HOW A WEB AUDIT RUNS
- 1. URL Resolution: The system resolves the audit set from sitemap discovery, scoped crawl mode, exact uploaded URLs, or uploaded seed URLs.
- 2. Site-wide Checks: Domain-level signals such as robots and authority run once and are reused across the pages in the same job.
- 3. Background Page Audits: Each page is processed by the worker queue while the browser receives live progress updates.
- 4. Finalization: The system aggregates scores, prepares factor summaries, and writes the final report artifacts.
INPUT MODES
- Direct URL: Start from a single site or page in the main input field.
- Exact URLs: Upload a file and audit only the listed URLs.
- Seed Crawl: Upload one or more starting URLs and let the crawler discover additional pages from there.
- Scope Controls: Use max URLs, JS sample size, optional path scope, and optional locale filters to shape the run.
OUTPUTS
- Excel Workbook: The main technical export for the job.
- PDF Report: Optional stakeholder-facing summary.
- schemas.json: Recommended schema templates based on the audited domain.
- Topic Map: An HTML graph showing page and entity relationships.
- Chunk Heatmap: A visual pass/fail style view of citability by page section.

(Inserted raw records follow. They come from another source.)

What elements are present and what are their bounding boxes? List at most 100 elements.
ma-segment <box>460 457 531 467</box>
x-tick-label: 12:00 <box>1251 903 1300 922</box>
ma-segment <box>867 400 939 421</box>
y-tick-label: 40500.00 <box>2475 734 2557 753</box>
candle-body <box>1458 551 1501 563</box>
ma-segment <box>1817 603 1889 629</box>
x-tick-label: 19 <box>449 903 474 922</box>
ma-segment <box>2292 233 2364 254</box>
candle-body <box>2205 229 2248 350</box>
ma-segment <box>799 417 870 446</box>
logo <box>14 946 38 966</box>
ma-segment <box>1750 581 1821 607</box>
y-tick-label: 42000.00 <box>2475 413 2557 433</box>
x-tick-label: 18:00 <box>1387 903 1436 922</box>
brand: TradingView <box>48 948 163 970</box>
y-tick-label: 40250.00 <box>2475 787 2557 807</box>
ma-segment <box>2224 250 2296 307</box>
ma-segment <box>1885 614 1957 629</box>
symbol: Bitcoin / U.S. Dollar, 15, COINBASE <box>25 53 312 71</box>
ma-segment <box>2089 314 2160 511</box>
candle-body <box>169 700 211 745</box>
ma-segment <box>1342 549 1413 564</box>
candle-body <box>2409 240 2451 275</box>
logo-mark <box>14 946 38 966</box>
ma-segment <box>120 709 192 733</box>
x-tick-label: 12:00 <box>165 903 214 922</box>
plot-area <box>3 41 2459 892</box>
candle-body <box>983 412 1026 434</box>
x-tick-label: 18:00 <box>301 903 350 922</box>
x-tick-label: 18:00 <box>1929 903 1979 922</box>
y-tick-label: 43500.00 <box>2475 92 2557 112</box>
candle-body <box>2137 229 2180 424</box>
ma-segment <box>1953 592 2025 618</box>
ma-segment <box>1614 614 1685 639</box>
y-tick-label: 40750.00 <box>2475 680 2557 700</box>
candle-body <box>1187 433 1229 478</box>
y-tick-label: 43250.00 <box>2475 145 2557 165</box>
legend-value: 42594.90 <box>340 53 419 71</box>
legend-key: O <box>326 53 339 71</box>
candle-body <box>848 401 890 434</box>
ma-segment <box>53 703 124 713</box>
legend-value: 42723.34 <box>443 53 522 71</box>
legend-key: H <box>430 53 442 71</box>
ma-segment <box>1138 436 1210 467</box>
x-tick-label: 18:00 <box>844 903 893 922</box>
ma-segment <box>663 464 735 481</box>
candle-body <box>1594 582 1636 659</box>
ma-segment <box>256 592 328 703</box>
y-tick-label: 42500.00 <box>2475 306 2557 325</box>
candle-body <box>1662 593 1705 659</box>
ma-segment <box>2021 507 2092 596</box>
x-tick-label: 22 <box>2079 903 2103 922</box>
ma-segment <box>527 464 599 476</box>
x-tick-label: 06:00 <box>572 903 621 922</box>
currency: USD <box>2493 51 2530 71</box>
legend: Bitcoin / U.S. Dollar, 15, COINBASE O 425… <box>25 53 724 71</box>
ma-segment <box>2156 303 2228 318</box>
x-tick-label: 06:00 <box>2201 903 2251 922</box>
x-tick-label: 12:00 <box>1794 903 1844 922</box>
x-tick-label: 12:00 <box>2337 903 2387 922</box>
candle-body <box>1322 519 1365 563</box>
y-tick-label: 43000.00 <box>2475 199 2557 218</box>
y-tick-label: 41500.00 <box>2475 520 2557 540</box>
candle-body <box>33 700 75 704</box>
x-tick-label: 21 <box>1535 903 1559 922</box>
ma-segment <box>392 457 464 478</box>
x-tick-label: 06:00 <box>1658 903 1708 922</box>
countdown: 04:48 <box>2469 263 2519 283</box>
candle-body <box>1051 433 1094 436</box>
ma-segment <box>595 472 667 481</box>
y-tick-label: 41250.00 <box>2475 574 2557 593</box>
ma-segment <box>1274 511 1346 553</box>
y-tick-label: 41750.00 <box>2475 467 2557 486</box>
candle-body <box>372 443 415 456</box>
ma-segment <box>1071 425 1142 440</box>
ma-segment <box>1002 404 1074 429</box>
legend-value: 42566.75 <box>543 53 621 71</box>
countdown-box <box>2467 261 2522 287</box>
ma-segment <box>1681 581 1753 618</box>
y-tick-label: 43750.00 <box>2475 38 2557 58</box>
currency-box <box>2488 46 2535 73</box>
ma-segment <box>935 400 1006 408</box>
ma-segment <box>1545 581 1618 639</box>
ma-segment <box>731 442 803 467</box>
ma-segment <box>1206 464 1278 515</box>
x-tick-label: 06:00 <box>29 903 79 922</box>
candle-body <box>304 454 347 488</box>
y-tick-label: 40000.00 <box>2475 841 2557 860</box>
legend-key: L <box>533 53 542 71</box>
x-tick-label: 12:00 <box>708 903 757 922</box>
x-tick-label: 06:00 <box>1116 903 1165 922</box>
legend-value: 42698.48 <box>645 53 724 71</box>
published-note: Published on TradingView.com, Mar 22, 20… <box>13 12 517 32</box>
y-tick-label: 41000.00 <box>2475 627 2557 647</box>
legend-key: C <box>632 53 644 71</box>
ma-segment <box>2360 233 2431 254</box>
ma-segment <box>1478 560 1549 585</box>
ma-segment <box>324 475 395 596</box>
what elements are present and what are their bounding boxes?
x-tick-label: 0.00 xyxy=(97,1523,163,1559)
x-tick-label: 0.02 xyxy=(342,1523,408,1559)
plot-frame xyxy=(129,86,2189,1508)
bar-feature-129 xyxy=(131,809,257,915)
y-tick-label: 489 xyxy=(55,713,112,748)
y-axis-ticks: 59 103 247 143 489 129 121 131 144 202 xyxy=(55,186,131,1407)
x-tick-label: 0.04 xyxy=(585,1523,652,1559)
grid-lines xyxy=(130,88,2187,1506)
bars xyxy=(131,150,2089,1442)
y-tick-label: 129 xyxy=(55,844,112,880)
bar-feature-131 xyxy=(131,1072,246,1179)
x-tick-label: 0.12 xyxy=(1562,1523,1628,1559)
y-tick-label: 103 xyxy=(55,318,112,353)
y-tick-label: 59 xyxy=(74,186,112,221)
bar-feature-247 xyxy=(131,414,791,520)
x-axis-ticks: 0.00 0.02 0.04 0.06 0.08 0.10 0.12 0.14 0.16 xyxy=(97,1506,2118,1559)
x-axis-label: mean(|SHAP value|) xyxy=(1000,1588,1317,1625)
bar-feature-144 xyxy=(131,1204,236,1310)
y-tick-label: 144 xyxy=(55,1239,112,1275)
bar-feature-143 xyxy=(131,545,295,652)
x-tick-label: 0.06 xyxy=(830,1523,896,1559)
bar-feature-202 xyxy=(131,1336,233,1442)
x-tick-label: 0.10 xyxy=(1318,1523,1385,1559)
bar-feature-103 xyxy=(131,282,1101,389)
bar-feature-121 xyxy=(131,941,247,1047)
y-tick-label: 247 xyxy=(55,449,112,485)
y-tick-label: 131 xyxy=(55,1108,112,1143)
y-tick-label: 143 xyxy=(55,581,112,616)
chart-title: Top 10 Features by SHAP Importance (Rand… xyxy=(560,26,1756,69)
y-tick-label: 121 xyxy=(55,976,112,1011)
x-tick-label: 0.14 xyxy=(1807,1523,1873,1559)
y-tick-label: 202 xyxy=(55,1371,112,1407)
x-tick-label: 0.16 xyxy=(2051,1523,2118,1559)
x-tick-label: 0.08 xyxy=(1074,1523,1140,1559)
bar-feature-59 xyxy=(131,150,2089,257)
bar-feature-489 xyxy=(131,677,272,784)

- llms.txt: Optionally generated only when requested and only when the audited site does not already expose one.
HOW TO READ RESULTS
- Weighted factors move the headline score.
- Supporting factors add context but do not change the headline score.
- Diagnostic factors explain technical risk.
- Not measured does not automatically mean failure. It can also mean the signal was intentionally unavailable for that run.